1 hour before baking: Soften 500g of Danish or French butter, and bring 12 eggs to room temperature. Toast 400g chopped almonds and let them cool. Prepare your baking tins.
To prepare the tins: liberally butter four 23 x 12.5 x 7.5cm loaf tins or a 13-inch square cake tin with the liners from the butter you softened. Cut enough waxed paper to cover the inner perimeter of the cake tins and fold into quarters. Snip ½-inch squares on the bottom of the paper to facilitate lining the inside perimeter smoothly. Unfold and fit this into the tin perimeter; then cut more paper to line the bottom of the tin. Next, cut enough brown paper to cover the outer perimeter of the cake tins and fold into 3 horizontally to form a triple layer of protection. Wrap this around the tin and secure firmly in place with butcher string.
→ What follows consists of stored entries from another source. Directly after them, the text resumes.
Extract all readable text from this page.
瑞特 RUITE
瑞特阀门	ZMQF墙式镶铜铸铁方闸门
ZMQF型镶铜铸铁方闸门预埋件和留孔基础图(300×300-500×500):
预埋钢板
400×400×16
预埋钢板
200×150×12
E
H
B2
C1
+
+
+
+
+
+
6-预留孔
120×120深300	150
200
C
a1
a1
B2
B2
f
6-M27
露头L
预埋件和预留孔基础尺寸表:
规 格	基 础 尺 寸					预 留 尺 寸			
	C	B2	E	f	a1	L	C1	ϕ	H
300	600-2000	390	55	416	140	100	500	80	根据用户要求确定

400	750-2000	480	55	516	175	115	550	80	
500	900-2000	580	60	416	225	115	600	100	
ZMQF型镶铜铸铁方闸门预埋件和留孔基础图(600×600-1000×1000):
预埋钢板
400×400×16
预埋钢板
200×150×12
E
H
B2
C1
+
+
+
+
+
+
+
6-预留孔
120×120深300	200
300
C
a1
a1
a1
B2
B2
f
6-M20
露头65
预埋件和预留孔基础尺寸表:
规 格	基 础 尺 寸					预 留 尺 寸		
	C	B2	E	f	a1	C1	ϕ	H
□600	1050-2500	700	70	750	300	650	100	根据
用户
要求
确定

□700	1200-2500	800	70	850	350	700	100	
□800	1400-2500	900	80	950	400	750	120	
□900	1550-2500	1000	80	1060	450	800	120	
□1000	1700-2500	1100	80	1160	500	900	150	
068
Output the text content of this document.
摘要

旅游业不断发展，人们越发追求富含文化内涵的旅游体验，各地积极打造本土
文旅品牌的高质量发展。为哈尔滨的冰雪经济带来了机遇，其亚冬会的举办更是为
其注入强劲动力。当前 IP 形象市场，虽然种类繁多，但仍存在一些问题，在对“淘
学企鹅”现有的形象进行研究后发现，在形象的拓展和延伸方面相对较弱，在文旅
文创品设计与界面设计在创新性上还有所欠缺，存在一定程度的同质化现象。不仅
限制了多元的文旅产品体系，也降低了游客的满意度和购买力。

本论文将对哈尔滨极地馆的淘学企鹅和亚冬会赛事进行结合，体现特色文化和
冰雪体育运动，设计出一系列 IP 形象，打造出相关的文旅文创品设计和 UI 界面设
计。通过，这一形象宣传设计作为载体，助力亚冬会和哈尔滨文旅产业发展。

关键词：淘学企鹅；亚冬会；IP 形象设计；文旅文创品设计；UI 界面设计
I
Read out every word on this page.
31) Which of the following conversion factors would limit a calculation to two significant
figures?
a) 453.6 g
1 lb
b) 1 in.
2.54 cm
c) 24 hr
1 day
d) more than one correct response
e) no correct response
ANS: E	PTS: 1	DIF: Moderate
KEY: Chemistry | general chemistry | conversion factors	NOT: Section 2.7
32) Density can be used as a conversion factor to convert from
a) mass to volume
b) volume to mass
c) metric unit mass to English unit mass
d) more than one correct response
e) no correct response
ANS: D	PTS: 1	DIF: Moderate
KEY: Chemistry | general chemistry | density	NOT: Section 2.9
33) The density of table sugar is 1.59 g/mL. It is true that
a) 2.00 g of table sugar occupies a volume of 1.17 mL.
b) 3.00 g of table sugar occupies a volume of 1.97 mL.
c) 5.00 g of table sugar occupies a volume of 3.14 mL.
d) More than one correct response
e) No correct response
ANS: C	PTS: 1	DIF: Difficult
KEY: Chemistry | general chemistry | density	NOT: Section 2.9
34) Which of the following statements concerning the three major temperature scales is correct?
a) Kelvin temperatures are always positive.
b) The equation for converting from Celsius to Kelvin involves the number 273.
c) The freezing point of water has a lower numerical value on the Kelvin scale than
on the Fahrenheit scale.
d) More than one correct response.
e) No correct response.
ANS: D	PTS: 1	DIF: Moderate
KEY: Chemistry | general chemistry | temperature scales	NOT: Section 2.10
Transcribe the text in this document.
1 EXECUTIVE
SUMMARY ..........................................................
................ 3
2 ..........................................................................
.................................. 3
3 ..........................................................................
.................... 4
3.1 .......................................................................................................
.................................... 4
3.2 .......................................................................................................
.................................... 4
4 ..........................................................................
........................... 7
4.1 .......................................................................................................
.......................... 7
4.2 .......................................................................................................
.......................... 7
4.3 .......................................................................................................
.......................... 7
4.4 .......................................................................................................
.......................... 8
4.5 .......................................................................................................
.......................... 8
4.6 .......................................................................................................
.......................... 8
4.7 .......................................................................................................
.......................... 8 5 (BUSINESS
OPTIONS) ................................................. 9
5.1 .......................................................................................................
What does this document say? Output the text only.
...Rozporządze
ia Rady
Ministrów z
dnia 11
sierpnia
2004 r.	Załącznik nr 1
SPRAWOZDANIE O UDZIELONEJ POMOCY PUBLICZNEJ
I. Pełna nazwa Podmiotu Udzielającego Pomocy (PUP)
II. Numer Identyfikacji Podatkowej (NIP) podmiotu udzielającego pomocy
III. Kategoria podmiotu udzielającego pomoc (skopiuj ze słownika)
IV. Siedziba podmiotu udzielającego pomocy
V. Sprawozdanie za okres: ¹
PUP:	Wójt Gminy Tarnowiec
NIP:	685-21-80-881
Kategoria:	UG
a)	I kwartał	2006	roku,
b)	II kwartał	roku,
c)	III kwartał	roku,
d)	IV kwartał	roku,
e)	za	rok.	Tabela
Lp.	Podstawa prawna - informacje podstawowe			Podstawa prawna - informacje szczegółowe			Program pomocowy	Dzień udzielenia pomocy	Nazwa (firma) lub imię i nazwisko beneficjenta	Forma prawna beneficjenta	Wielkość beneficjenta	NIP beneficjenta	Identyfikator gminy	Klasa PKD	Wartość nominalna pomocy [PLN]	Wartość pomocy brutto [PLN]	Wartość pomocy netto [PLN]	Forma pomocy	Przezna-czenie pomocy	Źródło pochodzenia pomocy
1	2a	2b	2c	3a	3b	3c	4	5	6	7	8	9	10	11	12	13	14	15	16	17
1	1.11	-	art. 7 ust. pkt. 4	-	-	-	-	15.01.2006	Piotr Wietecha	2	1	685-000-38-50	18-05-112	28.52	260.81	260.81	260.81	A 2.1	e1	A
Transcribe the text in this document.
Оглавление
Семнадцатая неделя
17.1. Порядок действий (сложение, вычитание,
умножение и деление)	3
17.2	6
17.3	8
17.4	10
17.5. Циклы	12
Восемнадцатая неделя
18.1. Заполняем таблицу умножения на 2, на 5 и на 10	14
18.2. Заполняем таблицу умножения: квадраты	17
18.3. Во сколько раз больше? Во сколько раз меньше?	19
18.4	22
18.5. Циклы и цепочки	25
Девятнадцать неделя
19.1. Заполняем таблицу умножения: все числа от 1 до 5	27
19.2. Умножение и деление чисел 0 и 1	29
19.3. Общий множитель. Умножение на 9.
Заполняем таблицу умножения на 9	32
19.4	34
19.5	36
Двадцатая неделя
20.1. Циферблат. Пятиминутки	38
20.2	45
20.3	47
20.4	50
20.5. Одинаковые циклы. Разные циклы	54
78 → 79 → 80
Sift 4 cups of top flour and set aside. Preheat the oven to 150C and place a tray of water at the last rung. Position the rack above the tray of water. Scrape the seeds out of the halved vanilla pod into the fruit and discard the pod.
To bake, start by separating the eggs. In your mixer, beat the egg whites with ¼ tsp cream of tartar until stiff peaks form. Set aside in your refrigerator. In the same mixing bowl (you do not need to wash it), beat the softened butter with 400g Chinese black sugar and 1 tsp fine sea-salt until pale. Add the egg yolks one at a time, and beat well till combined, along with 1 tsp of vanilla extract. Add ½ tsp EACH of ground cinnamon and nutmeg and beat well. You may have to empty the butter mixture out into your biggest deep mixing bowl or even a clean pot. At this point, if it looks like it’s going to curdle, just beat in a little of the sifted flour.
Fold in the marinated fruits and its juices, along with 400g of halved candied cherries as well as the toasted nuts. Gently fold in the sifted flour till just combined. Stir in 1/3 of the egg whites to lighten the batter then fold in the rest gently till there are no more ripples of white. Divide amongst the loaf tins, or pour it into the big tin, then bake for 3.5 to 4 hours till an inserted toothpick has moist crumbs clinging to it. Ovens vary in heat so start testing at the 3-hour mark. Replenish the water in the tray if need be. When removed from the oven, immediately brush some brandy over the surface.
Let the fruitcake cool completely then carefully unmold and brush all sides liberally with brandy. Wrap in foil and store in the fridge. Repeat this every 3 days, for 2 weeks (or at least another 2 times if you are not a fan of alcoholic cakes); then slice into small slivers and watch contentedly as your guests lick the plate clean!